WASHINGTON — On a steamy D.C. afternoon, several dozen young people packed into a basement room of Sasha Bruce Youthwork about a mile away from the Capitol.
The crowd, many in their late teens, answered questions from Sen. Bernie Sanders, I-Vt., about the difficulties young people face getting into the workforce.
“Here we’re talking about somebody (who) drops out of high school, can’t find a job. A year goes by, can’t find a job. Another year goes by, can’t find a job,” Sanders said. “What’s the likelihood of that young person finding employment, real employment?”
“Slim to none,” one young woman responded.
Sanders, Rep. John Conyers, D-Mich., and Rep. Eleanor Holmes Norton, D-D.C., visited the youth services center to announce legislation that aims to increase employment rates among young people.
The measure would put $5.5 billion toward creating job opportunities and increasing professional training for young people across the country. The money would be available as grants to states and municipalities.

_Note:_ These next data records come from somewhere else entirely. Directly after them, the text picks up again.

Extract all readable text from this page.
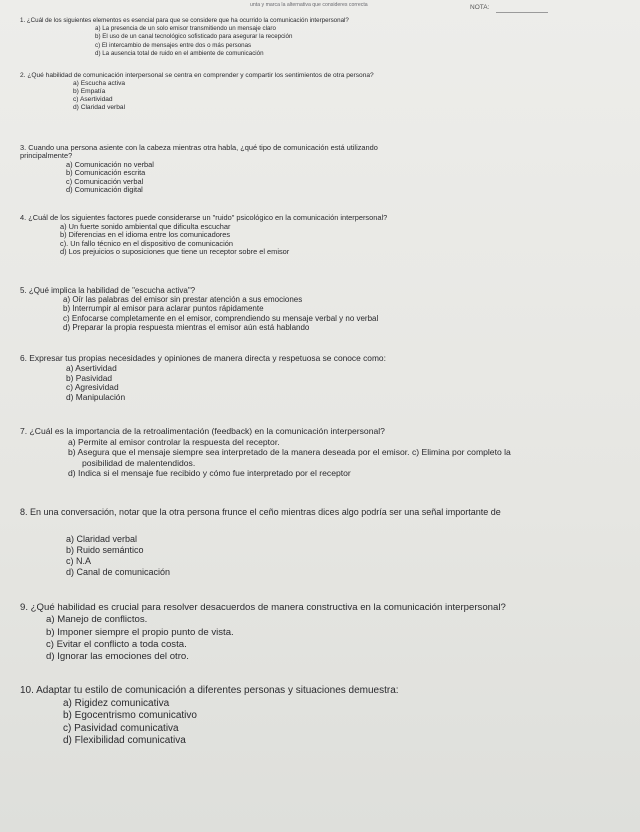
unta y marca la alternativa que consideres correcta	NOTA:
1. ¿Cuál de los siguientes elementos es esencial para que se considere que ha ocurrido la comunicación interpersonal?
a) La presencia de un solo emisor transmitiendo un mensaje claro
b) El uso de un canal tecnológico sofisticado para asegurar la recepción
c) El intercambio de mensajes entre dos o más personas
d) La ausencia total de ruido en el ambiente de comunicación
2. ¿Qué habilidad de comunicación interpersonal se centra en comprender y compartir los sentimientos de otra persona?
a) Escucha activa
b) Empatía
c) Asertividad
d) Claridad verbal
3. Cuando una persona asiente con la cabeza mientras otra habla, ¿qué tipo de comunicación está utilizando
principalmente?
a) Comunicación no verbal
b) Comunicación escrita
c) Comunicación verbal
d) Comunicación digital
4. ¿Cuál de los siguientes factores puede considerarse un "ruido" psicológico en la comunicación interpersonal?
a) Un fuerte sonido ambiental que dificulta escuchar
b) Diferencias en el idioma entre los comunicadores
c). Un fallo técnico en el dispositivo de comunicación
d) Los prejuicios o suposiciones que tiene un receptor sobre el emisor
5. ¿Qué implica la habilidad de "escucha activa"?
a) Oír las palabras del emisor sin prestar atención a sus emociones
b) Interrumpir al emisor para aclarar puntos rápidamente
c) Enfocarse completamente en el emisor, comprendiendo su mensaje verbal y no verbal
d) Preparar la propia respuesta mientras el emisor aún está hablando
6. Expresar tus propias necesidades y opiniones de manera directa y respetuosa se conoce como:
a) Asertividad
b) Pasividad
c) Agresividad
d) Manipulación
7. ¿Cuál es la importancia de la retroalimentación (feedback) en la comunicación interpersonal?
a) Permite al emisor controlar la respuesta del receptor.
b) Asegura que el mensaje siempre sea interpretado de la manera deseada por el emisor. c) Elimina por completo la
posibilidad de malentendidos.
d) Indica si el mensaje fue recibido y cómo fue interpretado por el receptor
8. En una conversación, notar que la otra persona frunce el ceño mientras dices algo podría ser una señal importante de
a) Claridad verbal
b) Ruido semántico
c) N.A
d) Canal de comunicación
9. ¿Qué habilidad es crucial para resolver desacuerdos de manera constructiva en la comunicación interpersonal?
a) Manejo de conflictos.
b) Imponer siempre el propio punto de vista.
c) Evitar el conflicto a toda costa.
d) Ignorar las emociones del otro.
10. Adaptar tu estilo de comunicación a diferentes personas y situaciones demuestra:
a) Rigidez comunicativa
b) Egocentrismo comunicativo
c) Pasividad comunicativa
d) Flexibilidad comunicativa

The bill would help support organizations like Sasha Bruce Youthwork, according to Sanders. The group helps D.C. young adults who are homeless or at risk of homelessness access job-training programs, study for their GED, and many other services.
According to Sanders, there are 5.3 million young Americans who are unemployed. The unemployment rate for white youth between the ages of 17 and 20 is 28 percent. For Hispanic youth, the rate is almost 30 percent, and for African Americans, it is more than 42 percent, according to Sanders.
Conyers told the crowd that he considers employment a critical component in broader social justice efforts.
“This is a key part of growing up and making it in America, is getting a job,” he said.
Several people who are involved with Youthworks’ programs shared their stories, including one young woman, a single parent, who said she finds herself facing poverty and homelessness.
“People don’t understand how important it is to make sure that we do have jobs and opportunities to work, so we can also properly raise the children that people say we can’t raise because of the jobs we don’t have,” she said.
As Congress is in the process of putting together a financial package for the next fiscal year, the bill faces an uphill battle in the Republican-dominated House and Senate.
Even so, for groups that work with at-risk and homeless young people, the potential for a new infusion of funding is promising.
Burlington-based organization Spectrum Youth and Family Services has seen the percentage of its budget funded by state and federal government erode from about 97 percent in 2003 to less than half now, according to executive director Mark Redmond.
That has left the organization looking increasingly to private donations and other sources to fund the diverse range of programs the group runs, which include providing shelter for homeless youth, professional development opportunities and more.
Redmond said the organization is closely watching developments with the national budget. Changes in Washington to programs like Medicaid could result in less federal funding for Spectrum and groups that work with young Vermonters.
Sarah Woodard, also of Spectrum, said the organization works with about 1,500 young Vermonters each year through the full range of programs.
“The demand is certainly only rising from what we can see,” Woodard said.
In 2015, 7.4 percent of Vermonters between the ages of 18 and 24 weren’t working or in school, according to Bethany Pombar, director of the Vermont Coalition of Runaway and Homeless Youth Programs.
The coalition comprises 14 programs that work with at-risk young people, including Spectrum.
In Vermont, many young people who are struggling with employment have a difficult time finding ways to get to work and affordable child care, according to Pombar. She said she was pleased to see the proposed legislation would make grants available to fund those services.
“Really we do see transportation as a large issue, we have really rural population with a lack of opportunity close and local,” Pombar said.